New U.S. House districts proposed by Ohio Republicans include one that stretches from Toledo to Cleveland, and a crescent touching parts of 13 counties from Appalachia to Amish country.

In the Miami Valley, Republicans Mike Turner and Steve Austria would both be in the new 10th state district.

Democrats lined up to criticize such boundary decisions Tuesday, as the eagerly-awaited map was described.

State Rep. Teresa Fedor says a district that snakes along Lake Erie looks like "the green thing from the swamp." She says the map makes no sense to anyone who isn't a politician.
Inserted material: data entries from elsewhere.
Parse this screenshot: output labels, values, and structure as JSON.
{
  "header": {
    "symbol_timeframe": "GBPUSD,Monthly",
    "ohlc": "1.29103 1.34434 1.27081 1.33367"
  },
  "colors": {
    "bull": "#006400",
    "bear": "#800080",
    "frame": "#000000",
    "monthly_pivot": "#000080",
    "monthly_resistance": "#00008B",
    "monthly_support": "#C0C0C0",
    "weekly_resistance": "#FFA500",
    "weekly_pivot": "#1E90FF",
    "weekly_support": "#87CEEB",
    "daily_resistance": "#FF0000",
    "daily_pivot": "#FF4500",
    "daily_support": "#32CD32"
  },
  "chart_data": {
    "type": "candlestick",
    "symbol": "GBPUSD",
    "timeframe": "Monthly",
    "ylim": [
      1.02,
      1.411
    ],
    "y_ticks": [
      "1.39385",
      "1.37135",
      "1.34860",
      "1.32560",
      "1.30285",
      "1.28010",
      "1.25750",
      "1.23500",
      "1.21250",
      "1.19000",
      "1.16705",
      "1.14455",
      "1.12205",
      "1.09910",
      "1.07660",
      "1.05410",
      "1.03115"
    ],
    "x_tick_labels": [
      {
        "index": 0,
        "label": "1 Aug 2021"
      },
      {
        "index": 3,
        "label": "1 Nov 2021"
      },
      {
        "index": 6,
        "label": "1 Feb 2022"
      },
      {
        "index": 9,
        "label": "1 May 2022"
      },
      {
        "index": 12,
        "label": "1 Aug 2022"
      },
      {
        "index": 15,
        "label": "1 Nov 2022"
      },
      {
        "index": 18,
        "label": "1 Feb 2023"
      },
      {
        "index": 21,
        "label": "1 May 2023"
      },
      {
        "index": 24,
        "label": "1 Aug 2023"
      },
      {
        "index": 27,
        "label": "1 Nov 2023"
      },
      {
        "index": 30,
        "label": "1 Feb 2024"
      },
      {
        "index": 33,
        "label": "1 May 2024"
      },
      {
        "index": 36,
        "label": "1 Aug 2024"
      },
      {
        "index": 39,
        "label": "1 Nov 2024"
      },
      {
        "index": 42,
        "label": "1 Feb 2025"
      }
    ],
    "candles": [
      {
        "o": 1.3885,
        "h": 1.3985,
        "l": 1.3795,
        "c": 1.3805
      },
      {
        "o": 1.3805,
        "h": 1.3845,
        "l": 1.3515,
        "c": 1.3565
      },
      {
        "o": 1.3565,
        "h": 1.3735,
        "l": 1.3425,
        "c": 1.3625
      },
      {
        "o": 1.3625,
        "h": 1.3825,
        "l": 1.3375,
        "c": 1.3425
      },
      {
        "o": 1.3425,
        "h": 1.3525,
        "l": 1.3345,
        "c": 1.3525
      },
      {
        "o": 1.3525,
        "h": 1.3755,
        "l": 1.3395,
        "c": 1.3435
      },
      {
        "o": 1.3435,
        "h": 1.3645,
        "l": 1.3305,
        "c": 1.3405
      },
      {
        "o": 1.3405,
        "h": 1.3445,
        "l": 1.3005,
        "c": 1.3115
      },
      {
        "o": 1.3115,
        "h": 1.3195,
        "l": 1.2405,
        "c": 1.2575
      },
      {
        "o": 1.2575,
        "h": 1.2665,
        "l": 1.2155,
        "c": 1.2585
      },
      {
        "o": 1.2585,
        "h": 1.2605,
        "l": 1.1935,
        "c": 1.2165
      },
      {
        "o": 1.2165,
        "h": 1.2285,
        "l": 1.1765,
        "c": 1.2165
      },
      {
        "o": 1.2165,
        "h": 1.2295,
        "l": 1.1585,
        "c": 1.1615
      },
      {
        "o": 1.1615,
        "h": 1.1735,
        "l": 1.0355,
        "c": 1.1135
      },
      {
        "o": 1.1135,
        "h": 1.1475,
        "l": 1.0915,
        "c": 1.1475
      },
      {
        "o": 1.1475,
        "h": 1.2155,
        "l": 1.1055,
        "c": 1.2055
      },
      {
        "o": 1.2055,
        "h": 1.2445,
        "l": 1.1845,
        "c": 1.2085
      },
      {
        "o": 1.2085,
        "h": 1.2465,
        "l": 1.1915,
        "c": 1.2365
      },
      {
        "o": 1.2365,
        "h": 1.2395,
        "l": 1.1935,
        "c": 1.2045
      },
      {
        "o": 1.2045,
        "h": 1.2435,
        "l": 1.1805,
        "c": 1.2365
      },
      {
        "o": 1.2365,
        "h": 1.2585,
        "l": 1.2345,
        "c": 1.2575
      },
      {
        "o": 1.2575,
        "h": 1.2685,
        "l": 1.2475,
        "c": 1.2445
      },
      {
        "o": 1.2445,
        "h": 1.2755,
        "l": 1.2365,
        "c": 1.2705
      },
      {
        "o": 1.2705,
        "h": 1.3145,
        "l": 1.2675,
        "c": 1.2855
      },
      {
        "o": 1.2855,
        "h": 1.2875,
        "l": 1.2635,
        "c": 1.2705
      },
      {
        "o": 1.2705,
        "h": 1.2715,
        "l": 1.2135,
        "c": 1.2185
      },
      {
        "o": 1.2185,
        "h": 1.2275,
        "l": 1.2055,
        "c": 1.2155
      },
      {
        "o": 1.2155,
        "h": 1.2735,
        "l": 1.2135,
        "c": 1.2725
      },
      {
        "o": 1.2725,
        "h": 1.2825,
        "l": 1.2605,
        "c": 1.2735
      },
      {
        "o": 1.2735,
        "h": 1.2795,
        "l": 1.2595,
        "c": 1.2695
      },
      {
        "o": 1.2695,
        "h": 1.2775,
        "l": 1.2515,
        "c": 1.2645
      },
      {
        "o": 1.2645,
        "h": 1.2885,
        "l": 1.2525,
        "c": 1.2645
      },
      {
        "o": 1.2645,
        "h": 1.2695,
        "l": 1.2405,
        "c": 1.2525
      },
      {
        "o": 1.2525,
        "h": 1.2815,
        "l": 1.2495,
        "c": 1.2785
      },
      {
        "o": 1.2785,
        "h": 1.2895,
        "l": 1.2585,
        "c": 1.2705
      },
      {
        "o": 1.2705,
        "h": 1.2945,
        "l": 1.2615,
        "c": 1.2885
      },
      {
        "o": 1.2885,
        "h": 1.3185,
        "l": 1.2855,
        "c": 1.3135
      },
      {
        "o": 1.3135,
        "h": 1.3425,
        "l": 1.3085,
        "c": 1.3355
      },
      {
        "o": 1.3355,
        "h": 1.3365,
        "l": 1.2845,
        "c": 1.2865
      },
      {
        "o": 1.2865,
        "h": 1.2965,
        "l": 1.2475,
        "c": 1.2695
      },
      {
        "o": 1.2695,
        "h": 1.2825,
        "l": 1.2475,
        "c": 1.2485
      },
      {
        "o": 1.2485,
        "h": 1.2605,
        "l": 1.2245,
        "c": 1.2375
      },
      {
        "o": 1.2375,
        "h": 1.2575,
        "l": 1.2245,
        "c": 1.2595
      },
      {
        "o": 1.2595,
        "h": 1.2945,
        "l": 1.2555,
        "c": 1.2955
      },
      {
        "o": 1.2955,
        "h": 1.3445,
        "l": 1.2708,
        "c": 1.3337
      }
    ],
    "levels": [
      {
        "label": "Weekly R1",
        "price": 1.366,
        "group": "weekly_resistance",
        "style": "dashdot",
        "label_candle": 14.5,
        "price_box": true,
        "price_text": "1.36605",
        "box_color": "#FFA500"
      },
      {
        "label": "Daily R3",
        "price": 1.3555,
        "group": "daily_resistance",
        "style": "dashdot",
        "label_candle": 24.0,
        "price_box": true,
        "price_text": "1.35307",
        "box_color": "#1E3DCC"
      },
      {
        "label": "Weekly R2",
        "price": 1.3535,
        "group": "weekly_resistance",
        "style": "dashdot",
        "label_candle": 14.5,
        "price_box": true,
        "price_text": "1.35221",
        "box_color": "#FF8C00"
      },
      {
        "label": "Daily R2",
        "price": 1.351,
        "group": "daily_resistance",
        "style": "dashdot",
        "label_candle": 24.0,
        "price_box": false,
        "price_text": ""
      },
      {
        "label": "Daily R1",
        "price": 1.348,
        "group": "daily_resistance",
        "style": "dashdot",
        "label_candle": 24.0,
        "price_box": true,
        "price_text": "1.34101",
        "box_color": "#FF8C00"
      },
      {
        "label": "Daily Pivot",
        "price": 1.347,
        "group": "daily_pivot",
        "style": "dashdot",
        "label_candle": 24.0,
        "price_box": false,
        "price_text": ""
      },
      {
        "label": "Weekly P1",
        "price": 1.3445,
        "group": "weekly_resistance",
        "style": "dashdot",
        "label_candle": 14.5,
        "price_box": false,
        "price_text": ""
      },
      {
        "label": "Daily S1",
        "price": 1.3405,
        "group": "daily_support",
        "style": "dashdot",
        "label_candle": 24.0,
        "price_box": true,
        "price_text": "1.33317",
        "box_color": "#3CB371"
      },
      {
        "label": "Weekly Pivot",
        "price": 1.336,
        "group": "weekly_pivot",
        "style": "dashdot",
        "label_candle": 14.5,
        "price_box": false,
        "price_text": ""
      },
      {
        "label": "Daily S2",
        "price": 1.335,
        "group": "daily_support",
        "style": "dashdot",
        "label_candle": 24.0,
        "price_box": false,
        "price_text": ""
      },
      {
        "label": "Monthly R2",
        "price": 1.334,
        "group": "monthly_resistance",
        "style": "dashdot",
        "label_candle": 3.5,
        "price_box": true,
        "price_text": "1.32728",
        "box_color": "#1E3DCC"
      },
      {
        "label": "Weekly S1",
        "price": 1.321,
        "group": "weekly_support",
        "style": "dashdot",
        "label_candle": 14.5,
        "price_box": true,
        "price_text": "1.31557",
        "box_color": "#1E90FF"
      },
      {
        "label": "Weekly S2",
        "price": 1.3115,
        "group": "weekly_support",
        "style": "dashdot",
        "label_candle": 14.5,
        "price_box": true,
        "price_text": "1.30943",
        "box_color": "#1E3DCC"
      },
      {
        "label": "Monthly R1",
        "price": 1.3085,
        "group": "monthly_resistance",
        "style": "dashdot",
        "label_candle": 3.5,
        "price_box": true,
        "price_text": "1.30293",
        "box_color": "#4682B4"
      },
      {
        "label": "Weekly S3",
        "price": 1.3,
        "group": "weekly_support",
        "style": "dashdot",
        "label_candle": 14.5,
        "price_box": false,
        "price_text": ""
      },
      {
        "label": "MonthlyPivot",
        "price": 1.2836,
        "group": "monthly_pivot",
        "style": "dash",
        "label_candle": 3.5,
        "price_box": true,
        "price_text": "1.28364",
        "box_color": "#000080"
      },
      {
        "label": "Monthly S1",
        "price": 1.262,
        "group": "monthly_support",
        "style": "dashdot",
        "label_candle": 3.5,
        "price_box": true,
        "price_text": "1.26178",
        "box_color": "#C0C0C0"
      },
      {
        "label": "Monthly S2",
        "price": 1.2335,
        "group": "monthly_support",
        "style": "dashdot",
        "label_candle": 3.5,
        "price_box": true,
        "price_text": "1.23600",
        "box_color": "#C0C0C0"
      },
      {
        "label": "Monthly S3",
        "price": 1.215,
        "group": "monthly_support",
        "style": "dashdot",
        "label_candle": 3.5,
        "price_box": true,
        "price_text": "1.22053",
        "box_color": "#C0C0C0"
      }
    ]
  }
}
Elections Committee Chairman Matt Huffman says many factors were taken into account when drawing the districts, and oftentimes those factors conflict.

Ohio House Democratic Leader Armond Budish backed out of an agreement to move the state's 2012 presidential primary ahead of Tuesday's hearing in a protest of a timetable he says was rushed.
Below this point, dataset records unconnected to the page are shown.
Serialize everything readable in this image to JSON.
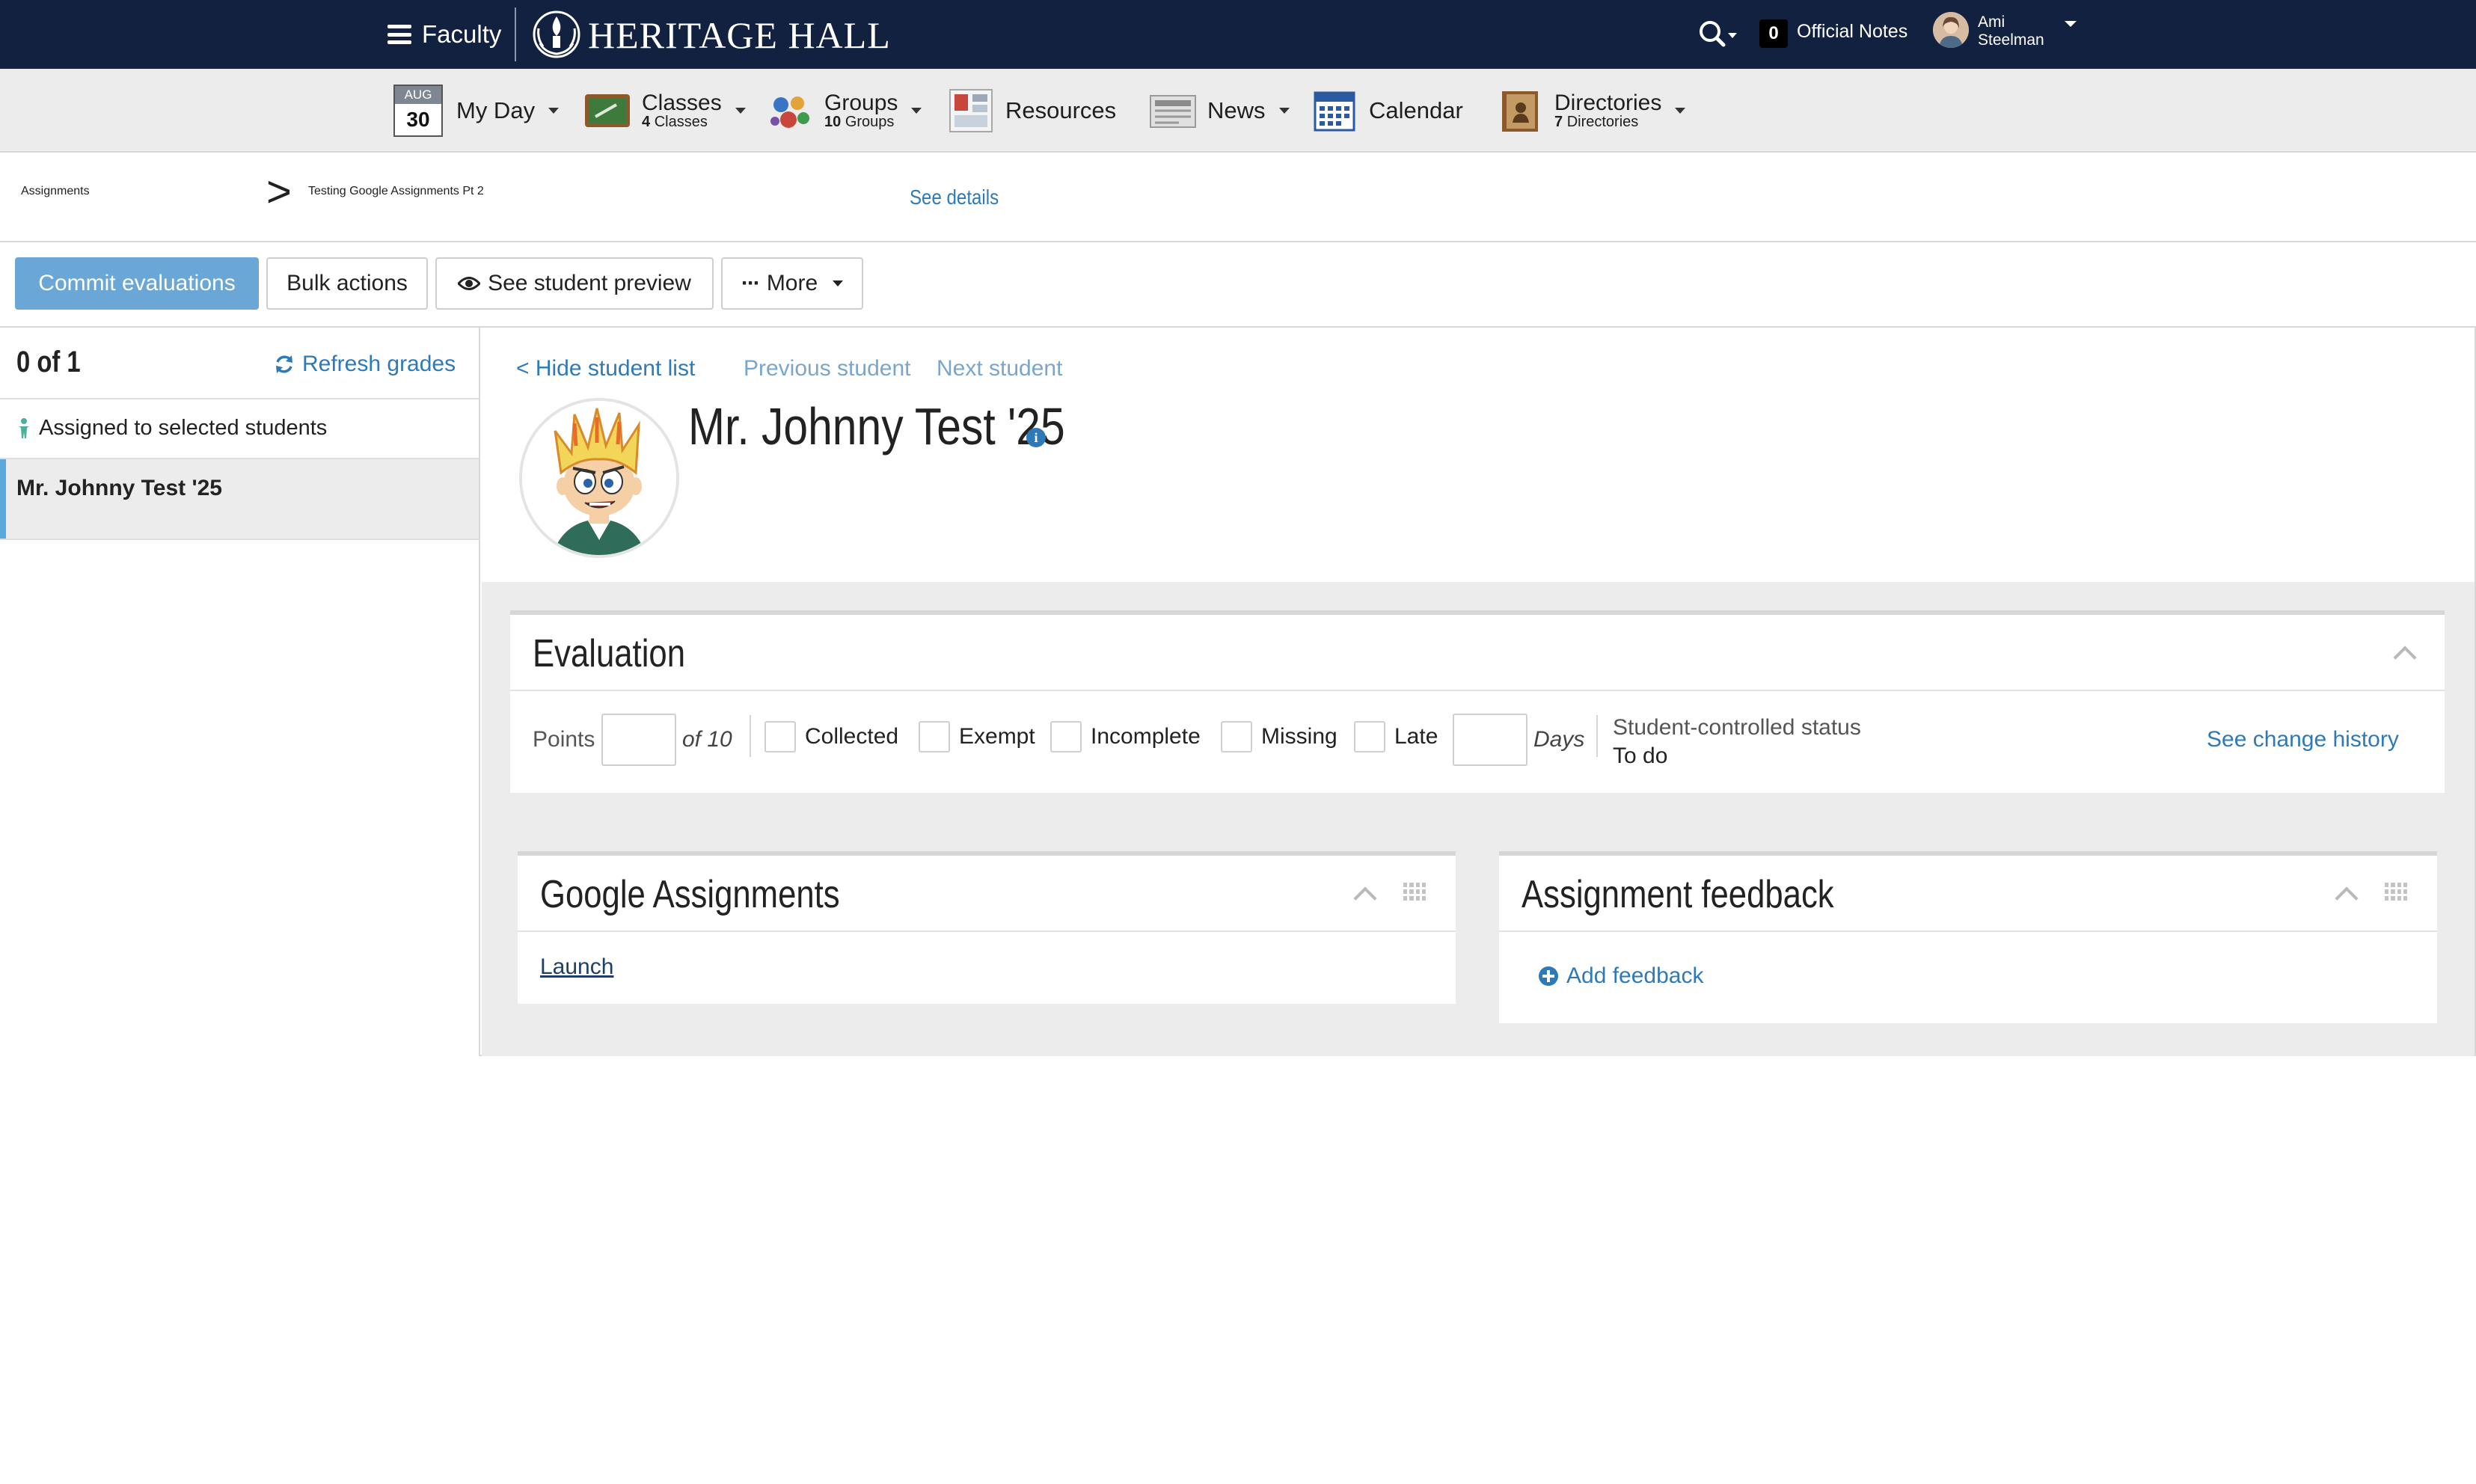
{
  "topbar": {
    "menu_label": "Faculty",
    "brand": "HERITAGE HALL",
    "notes_count": "0",
    "notes_label": "Official Notes",
    "user_first": "Ami",
    "user_last": "Steelman"
  },
  "nav": {
    "myday": {
      "month": "AUG",
      "day": "30",
      "label": "My Day"
    },
    "classes": {
      "label": "Classes",
      "count": "4",
      "sub": "Classes"
    },
    "groups": {
      "label": "Groups",
      "count": "10",
      "sub": "Groups"
    },
    "resources": {
      "label": "Resources"
    },
    "news": {
      "label": "News"
    },
    "calendar": {
      "label": "Calendar"
    },
    "directories": {
      "label": "Directories",
      "count": "7",
      "sub": "Directories"
    }
  },
  "header": {
    "root": "Assignments",
    "separator": ">",
    "current": "Testing Google Assignments Pt 2",
    "see_details": "See details"
  },
  "toolbar": {
    "commit": "Commit evaluations",
    "bulk": "Bulk actions",
    "preview": "See student preview",
    "more": "More"
  },
  "student_list": {
    "count": "0 of 1",
    "refresh": "Refresh grades",
    "assigned": "Assigned to selected students",
    "students": [
      "Mr. Johnny Test '25"
    ]
  },
  "student": {
    "hide_list": "< Hide student list",
    "previous": "Previous student",
    "next": "Next student",
    "name": "Mr. Johnny Test '25"
  },
  "evaluation": {
    "title": "Evaluation",
    "points_label": "Points",
    "points_value": "",
    "of_label": "of 10",
    "collected": "Collected",
    "exempt": "Exempt",
    "incomplete": "Incomplete",
    "missing": "Missing",
    "late": "Late",
    "days_label": "Days",
    "status_label": "Student-controlled status",
    "status_value": "To do",
    "change_history": "See change history"
  },
  "google_panel": {
    "title": "Google Assignments",
    "launch": "Launch"
  },
  "feedback_panel": {
    "title": "Assignment feedback",
    "add": "Add feedback"
  },
  "colors": {
    "navy": "#12213f",
    "link": "#2e7ab8",
    "primary_btn": "#6aa6d6",
    "selected_bar": "#5aa8dc"
  }
}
Budish said Tuesday that redistricting hasn't been transparent. At a result, he says his fellow Democrats won't support a bill to switch the 2012 primary date from March to May.

House Republicans hold a 59-40 majority. Seven Democratic votes are needed for the primary switch to take effect immediately. The change has been seen as noncontroversial and necessary to give lawmakers enough time to complete redistricting.

Lawmakers had voted to move the primary as part of an elections overhaul, but opponents have launched a ballot repeal effort against the new law.